Я киваю, хотя 'ночь, когда мы говорили об этом' — не самое подходящее описание. После веселой ночи в кино с Фиби мы уложили ее в постель, затем Шон отвел меня в свою комнату, сделал из меня удовлетворенную женщину, а потом пробормотал: — Фиби думает, что мы должны пожениться, — и уснул между моих сисек.
На следующее утро он вспомнил об этом и спросил, слышала ли я его.
Смутившись сначала, я наконец ответила: — Я слышала тебя.
— Ради Фиби, — сказал он. — Если мы делаем это, я хочу сделать это полностью.
У нас не было времени поговорить об этом тогда, потому что мне нужно было уезжать в больницу, но эти слова, казалось, крутились у меня в голове, как песня, весь день. — Если мы делаем это, я хочу сделать это на полную катушку.
Оглядываясь назад, я могу вспомнить только огромное облегчение, которое я испытала от перспективы уладить эту часть моей жизни с таким удобством. В этом не было ничего беспорядочного или бурного. С Шоном не было маниакальных взлетов, но не было и угрюмых падений. С Шоном было легко, и они с Фиби были семьей, в которую я могла просто… войти. Но в ретроспективе и по контрасту с интенсивностью эмоций, которые я испытывала рядом с Эллиотом, кажется почти безумием, что я пришла домой позже в тот день и сказала Шону восторженное 'да'.
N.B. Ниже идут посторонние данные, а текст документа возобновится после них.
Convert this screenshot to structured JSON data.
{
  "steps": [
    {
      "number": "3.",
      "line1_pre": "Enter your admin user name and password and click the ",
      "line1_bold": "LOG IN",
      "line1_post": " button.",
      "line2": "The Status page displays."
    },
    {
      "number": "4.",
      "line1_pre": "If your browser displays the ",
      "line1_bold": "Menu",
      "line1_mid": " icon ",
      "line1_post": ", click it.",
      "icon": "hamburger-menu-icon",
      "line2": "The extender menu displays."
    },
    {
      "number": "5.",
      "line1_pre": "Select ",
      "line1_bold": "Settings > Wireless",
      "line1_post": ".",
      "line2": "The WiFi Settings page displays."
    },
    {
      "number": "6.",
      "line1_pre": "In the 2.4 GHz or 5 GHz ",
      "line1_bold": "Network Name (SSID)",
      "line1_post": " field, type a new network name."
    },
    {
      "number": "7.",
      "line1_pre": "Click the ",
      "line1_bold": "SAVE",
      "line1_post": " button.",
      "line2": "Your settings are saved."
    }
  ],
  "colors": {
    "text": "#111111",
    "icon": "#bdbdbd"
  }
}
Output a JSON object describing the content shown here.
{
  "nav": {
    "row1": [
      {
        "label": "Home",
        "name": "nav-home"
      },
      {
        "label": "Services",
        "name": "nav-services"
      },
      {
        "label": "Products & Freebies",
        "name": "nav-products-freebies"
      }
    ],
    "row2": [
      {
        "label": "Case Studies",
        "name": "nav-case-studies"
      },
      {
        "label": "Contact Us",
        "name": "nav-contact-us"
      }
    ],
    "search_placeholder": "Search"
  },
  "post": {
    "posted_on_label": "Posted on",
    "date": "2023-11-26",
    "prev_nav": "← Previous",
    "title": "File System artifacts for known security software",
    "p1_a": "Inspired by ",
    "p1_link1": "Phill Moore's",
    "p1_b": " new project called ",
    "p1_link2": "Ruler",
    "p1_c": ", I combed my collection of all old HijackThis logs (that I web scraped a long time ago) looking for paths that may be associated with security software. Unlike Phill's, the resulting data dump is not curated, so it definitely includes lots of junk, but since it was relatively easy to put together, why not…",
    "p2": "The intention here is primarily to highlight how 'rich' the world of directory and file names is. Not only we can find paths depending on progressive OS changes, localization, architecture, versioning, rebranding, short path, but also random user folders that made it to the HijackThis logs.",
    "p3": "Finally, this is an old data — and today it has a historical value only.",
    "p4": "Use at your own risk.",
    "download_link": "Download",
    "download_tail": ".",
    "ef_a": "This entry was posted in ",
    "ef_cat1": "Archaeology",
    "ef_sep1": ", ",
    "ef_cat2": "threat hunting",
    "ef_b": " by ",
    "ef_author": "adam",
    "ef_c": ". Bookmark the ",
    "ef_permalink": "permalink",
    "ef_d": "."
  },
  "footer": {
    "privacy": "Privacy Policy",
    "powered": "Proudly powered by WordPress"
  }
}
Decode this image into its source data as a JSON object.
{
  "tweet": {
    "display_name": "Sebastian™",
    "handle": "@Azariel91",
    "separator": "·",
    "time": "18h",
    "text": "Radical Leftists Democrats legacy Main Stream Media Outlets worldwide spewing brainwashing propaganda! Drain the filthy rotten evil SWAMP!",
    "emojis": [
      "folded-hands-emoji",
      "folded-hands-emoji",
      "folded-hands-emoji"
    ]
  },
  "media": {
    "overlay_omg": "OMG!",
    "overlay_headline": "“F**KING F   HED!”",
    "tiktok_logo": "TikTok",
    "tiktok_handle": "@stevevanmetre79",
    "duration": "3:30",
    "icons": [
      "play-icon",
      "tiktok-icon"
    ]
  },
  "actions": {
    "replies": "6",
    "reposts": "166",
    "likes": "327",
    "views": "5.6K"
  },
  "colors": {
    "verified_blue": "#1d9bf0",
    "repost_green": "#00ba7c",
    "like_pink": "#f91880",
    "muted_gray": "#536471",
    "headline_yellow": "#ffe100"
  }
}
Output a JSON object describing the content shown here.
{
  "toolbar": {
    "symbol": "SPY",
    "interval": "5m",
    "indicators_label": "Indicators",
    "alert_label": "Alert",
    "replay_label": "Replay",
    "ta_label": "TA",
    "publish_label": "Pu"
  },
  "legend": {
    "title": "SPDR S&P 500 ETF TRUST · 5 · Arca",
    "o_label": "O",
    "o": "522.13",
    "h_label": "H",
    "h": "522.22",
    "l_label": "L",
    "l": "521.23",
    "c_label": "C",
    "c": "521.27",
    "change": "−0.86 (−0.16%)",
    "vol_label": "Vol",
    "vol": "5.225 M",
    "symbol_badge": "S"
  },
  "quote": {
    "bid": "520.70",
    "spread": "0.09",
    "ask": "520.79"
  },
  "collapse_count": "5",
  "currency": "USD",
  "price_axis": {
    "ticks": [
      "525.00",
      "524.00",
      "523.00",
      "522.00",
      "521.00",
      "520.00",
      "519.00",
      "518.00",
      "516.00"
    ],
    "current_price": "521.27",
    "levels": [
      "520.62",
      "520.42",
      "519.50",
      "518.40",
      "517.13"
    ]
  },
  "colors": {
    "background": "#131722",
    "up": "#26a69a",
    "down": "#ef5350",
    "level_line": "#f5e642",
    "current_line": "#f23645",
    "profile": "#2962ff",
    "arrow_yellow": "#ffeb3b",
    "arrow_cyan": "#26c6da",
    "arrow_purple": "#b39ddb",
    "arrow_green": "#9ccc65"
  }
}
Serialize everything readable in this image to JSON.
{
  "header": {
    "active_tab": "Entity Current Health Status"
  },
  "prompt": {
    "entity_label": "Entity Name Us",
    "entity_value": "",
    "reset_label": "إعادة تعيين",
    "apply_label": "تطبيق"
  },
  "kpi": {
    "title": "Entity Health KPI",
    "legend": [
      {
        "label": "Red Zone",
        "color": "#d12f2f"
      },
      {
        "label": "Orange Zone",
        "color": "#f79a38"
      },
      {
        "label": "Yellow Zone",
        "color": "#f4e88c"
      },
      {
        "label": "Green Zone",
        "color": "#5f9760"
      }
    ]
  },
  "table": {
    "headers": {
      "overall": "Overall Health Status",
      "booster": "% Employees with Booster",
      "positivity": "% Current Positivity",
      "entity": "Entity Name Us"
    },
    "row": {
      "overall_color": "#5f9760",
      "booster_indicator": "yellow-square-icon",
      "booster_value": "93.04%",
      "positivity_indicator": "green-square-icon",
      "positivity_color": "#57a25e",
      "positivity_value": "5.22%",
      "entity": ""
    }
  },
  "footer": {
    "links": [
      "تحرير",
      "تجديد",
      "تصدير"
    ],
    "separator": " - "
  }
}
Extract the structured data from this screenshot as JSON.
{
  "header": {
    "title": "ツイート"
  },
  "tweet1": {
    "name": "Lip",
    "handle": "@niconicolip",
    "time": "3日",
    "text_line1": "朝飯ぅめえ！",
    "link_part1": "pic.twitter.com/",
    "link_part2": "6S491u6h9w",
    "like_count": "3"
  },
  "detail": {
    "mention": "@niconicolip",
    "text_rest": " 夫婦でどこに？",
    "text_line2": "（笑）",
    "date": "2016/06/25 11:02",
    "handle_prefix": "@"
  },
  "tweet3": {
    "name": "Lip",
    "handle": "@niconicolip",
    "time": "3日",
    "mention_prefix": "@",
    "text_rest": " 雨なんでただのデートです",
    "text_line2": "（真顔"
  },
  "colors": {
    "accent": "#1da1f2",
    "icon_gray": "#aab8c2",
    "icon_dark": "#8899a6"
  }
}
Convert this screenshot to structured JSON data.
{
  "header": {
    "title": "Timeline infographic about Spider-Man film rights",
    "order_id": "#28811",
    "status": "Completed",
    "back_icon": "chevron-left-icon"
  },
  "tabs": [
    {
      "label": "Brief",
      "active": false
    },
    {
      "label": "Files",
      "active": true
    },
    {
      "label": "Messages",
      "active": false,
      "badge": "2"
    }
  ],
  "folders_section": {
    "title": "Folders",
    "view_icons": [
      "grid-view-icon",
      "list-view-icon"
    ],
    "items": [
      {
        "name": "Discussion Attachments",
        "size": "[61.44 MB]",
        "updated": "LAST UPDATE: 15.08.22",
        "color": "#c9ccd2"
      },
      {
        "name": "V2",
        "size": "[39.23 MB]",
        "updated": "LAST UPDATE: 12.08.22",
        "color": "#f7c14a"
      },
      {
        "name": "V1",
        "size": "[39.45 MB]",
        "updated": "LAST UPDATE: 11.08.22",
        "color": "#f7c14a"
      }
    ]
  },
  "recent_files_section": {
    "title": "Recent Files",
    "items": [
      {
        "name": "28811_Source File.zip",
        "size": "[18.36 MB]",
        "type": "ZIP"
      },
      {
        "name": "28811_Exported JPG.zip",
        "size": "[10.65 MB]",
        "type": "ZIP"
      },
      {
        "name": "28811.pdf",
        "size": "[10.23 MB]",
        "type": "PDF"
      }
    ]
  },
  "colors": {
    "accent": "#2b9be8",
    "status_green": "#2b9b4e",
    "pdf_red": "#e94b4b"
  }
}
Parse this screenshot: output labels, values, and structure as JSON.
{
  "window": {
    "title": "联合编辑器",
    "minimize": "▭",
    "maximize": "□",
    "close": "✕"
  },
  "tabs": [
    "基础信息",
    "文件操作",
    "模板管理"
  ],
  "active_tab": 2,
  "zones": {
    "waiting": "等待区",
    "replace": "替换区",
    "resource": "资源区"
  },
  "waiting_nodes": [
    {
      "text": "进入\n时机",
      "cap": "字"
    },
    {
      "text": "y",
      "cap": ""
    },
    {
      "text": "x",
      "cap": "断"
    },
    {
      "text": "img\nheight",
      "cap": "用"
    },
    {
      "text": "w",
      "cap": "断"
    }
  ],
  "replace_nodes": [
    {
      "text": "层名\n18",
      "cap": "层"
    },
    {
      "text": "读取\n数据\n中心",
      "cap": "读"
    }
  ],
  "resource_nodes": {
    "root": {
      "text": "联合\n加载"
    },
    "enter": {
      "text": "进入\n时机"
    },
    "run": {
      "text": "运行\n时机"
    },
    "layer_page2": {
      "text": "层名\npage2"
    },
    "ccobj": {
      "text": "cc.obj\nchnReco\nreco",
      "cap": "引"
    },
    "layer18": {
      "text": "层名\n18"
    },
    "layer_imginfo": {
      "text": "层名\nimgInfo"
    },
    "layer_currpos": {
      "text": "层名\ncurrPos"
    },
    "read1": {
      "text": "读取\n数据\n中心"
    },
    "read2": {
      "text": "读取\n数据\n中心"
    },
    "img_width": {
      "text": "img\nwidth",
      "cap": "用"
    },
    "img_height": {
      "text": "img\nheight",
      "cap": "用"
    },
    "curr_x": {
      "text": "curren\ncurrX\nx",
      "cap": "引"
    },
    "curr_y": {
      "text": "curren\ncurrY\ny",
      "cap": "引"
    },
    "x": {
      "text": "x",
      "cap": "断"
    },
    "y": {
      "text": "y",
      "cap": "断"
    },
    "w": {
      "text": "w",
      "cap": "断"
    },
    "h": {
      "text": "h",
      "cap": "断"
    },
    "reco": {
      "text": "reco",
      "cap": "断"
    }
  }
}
С тех пор мы, конечно, не стали больше планировать. Мы до сих пор не выбрали кольцо, возможно, потому, что мы оба поняли, что Фиби, похоже, не так уж и волнует женщина в ее доме, и будет ли эта женщина ее новой мамой.
Единственный человек, который постоянно спрашивает, как у нас обстоят дела с планом, — это Сабрина, и она единственная, кто прямо сказал, что считает все это фарсом.
Шон проводит рукой по моему бедру. — Детка, я думаю, тебе нужно понять, чего ты хочешь.
Я встречаю его взгляд. — Чего я хочу?
— Да, — говорит он, кивая. — Я, Эллиот, никто из нас.
И кто это делает? Кого настолько не трогает потенциальная потеря его невесты, что он может предложить мне хорошенько подумать над этим, небрежно поглаживая мое бедро, намекая на то, что отношения могут закончиться, но секс все еще может быть?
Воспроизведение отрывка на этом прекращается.